Unser Team kurz vorgestellt – Dylan Ciletti
Software Engineer – Wie alles begann
Schon während meines dualen Studiums der Informatik bin ich auf white duck aufmerksam geworden – unter anderem durch einen Dozenten, der dort gearbeitet hat. Erste Einblicke gab es außerdem im Rahmen eines KI-Hackathons. Dadurch war früh klar, dass mich genau diese Verbindung aus Technologie, Innovation und Praxis reizt – umso mehr freue ich mich, jetzt selbst Teil des Teams zu sein.

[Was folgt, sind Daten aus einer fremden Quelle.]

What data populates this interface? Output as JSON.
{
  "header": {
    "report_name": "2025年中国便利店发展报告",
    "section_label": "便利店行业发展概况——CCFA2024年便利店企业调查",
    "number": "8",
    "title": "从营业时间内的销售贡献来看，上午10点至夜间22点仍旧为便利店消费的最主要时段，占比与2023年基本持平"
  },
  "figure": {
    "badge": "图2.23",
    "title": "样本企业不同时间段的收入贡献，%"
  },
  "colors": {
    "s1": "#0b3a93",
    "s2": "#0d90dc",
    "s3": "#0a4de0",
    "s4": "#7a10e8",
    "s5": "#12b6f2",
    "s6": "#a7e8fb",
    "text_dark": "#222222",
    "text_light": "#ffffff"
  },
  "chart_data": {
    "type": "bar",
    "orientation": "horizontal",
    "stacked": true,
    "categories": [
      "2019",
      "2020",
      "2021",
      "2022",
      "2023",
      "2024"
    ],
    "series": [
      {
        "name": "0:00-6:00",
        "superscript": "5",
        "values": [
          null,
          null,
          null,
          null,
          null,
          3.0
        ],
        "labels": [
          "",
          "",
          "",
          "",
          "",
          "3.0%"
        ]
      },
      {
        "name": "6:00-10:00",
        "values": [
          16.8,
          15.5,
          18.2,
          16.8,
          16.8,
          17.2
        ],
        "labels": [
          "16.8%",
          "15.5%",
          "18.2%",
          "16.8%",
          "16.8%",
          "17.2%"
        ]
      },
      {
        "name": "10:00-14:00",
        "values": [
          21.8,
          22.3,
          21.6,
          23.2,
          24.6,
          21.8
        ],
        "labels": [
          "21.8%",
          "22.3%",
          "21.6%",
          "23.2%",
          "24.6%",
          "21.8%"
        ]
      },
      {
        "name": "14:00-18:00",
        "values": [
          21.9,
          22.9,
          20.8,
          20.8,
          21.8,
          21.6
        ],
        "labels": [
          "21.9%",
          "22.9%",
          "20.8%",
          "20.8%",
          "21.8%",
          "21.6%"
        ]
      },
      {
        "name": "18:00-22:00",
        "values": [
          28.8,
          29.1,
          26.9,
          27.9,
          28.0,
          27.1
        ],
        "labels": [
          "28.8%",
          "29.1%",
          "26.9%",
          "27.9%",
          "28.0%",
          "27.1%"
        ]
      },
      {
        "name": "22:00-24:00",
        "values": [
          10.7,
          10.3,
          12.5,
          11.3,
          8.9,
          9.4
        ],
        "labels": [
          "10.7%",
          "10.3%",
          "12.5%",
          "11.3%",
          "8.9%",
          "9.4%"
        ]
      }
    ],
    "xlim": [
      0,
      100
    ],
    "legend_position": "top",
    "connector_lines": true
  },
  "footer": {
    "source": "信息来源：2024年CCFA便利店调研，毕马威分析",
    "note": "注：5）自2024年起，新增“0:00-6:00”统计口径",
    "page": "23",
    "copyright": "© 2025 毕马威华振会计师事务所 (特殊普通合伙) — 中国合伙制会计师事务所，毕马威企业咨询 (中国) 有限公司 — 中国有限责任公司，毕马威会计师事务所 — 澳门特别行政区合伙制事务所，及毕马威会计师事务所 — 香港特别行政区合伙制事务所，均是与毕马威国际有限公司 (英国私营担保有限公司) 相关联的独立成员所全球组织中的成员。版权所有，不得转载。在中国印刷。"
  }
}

Als Software Engineer entwickle ich vor allem in C#/.NET und Python und beschäftige mich mit der Weiterentwicklung und Optimierung komplexer, gewachsener Systeme. Besonders spannend finde ich die Herausforderung, bestehende Strukturen zu durchdringen und nachhaltig zu verbessern – sei es durch saubere Architektur, Automatisierung oder den Einsatz moderner Technologien wie CI/CD und KI-gestützter Tools.
Dylan Ciletti
Technik trifft Kultur
Neben meinem Informatikstudium habe ich einen Bachelor in Empirischer Kulturwissenschaft. Diese Kombination prägt meinen Blick auf Software bis heute: Ich denke nicht nur in Systemen und Technologien, sondern auch in deren Nutzung, Kontext und Wirkung. Gerade bei komplexen Projekten hilft mir dieser interdisziplinäre Ansatz dabei, technische Lösungen ganzheitlicher zu verstehen und zu entwickeln.
Was mich antreibt
Mich motiviert es, Dinge nicht nur funktional, sondern wirklich durchdacht umzusetzen. Gute Software entsteht für mich dort, wo Technik, Struktur und Klarheit zusammenkommen – und wo Lösungen auch langfristig Bestand haben. Besonders interessieren mich dabei Themen rund um Künstliche Intelligenz, Softwarequalität und deren Zusammenspiel.
Und sonst so?
Abseits der Arbeit lerne ich aktuell Japanisch (ca. A2-Niveau) und beschäftige mich gerne mit Sprache und Kultur. In meiner Freizeit gehe ich gerne auf Konzerte und Messen, reise oder baue PCs zusammen. Außerdem sammle ich seit Jahren Pokémon-Karten – ein Hobby, das sich bis heute hält.